There's good points. But this feels like a bad case of "blind eyed data worship". That's like saying "the best entrepreneurs are women" because when you compare data, female entrepreneurs grow their companies faster, with less risk, and are profitable sooner (all true facts, go ladies!). Yet when we look at startups and businesses we see men all over the place, at the top of billionaires lists, with massive companies, worldwide reach, huge patent portfolios. All despite there being 10+ million female entrepreneurs in the US. This is another case of the data not matching up to real world results. Maybe because there's more to being an entrepreneur than the data recorded. Like aggressiveness, risk, market, idea, management style, etc...

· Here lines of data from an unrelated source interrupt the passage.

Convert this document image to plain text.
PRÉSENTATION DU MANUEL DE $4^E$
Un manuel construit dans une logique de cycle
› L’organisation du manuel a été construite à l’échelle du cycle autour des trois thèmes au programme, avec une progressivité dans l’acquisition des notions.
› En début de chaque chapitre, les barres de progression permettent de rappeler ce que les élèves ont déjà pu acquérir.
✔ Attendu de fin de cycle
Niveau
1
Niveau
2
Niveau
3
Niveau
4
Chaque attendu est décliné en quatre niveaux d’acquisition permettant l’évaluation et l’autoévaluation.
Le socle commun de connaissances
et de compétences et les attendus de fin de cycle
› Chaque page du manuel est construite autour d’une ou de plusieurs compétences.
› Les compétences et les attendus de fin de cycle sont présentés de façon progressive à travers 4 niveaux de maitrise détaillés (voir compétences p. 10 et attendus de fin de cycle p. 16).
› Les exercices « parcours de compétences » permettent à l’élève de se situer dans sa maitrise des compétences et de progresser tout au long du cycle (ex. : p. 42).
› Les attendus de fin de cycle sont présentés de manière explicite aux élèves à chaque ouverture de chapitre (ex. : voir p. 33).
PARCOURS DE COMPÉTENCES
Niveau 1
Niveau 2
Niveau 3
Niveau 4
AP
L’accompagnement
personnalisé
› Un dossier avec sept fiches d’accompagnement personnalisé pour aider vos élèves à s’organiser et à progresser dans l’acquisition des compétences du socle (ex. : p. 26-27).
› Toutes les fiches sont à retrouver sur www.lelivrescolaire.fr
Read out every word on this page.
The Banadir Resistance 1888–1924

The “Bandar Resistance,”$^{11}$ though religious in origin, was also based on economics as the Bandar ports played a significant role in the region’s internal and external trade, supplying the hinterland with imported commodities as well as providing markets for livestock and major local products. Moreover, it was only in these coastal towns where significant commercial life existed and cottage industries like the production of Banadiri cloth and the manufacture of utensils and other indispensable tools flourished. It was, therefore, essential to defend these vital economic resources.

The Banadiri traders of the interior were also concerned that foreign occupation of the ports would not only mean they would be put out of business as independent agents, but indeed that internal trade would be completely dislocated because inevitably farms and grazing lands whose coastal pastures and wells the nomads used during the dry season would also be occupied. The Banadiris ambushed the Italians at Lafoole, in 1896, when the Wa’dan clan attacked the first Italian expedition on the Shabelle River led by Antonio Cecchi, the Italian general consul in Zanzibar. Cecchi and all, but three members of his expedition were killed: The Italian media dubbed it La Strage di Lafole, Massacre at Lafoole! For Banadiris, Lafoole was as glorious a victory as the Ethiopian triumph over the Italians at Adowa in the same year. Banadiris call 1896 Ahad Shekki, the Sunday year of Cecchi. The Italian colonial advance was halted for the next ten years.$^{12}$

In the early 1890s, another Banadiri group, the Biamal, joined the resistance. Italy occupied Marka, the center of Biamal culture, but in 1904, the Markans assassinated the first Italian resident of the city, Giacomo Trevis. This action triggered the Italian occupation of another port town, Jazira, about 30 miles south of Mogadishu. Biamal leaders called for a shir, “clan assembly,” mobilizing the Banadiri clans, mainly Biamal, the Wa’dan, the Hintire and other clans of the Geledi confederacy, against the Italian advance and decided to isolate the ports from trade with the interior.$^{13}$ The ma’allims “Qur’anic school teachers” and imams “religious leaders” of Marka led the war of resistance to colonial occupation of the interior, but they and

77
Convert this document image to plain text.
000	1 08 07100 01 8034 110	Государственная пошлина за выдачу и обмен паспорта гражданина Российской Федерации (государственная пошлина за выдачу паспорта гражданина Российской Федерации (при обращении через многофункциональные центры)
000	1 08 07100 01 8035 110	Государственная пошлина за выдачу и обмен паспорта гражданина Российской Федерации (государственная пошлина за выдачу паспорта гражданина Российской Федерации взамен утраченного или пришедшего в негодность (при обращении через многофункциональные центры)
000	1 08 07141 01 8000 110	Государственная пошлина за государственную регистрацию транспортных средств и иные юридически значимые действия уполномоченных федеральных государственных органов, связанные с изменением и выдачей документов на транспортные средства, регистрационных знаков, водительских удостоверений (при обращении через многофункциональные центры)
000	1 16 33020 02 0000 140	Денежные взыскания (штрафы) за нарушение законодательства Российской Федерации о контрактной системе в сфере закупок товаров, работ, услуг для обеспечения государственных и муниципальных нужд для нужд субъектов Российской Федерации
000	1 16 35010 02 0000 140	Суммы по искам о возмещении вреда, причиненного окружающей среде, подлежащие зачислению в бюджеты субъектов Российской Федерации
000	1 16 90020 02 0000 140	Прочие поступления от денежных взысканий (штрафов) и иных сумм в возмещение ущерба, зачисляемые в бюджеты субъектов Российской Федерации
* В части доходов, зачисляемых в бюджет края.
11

Every time an article like this comes up I can always think up of numerous examples that prove the exact opposite. From Egotistical Puppet-master Steve Jobs (RIP), to Numerous VCs that have stated over and over that they find "young, narcissistic guys with a chip on their shoulder" to be really good entrepreneurs, to real world examples all around me. Can someone explain this?

Because my explanation is that data patterns like this only explain: "what has happened, not why it happened or what will happen." Sometimes, numbers and data are only as useful as the places and methods you use to collect them, and the way you re-arrange and present them. Which very often is "poor".

TLDR: The Best Entrepreneurs are people who adjust to change and get shit done.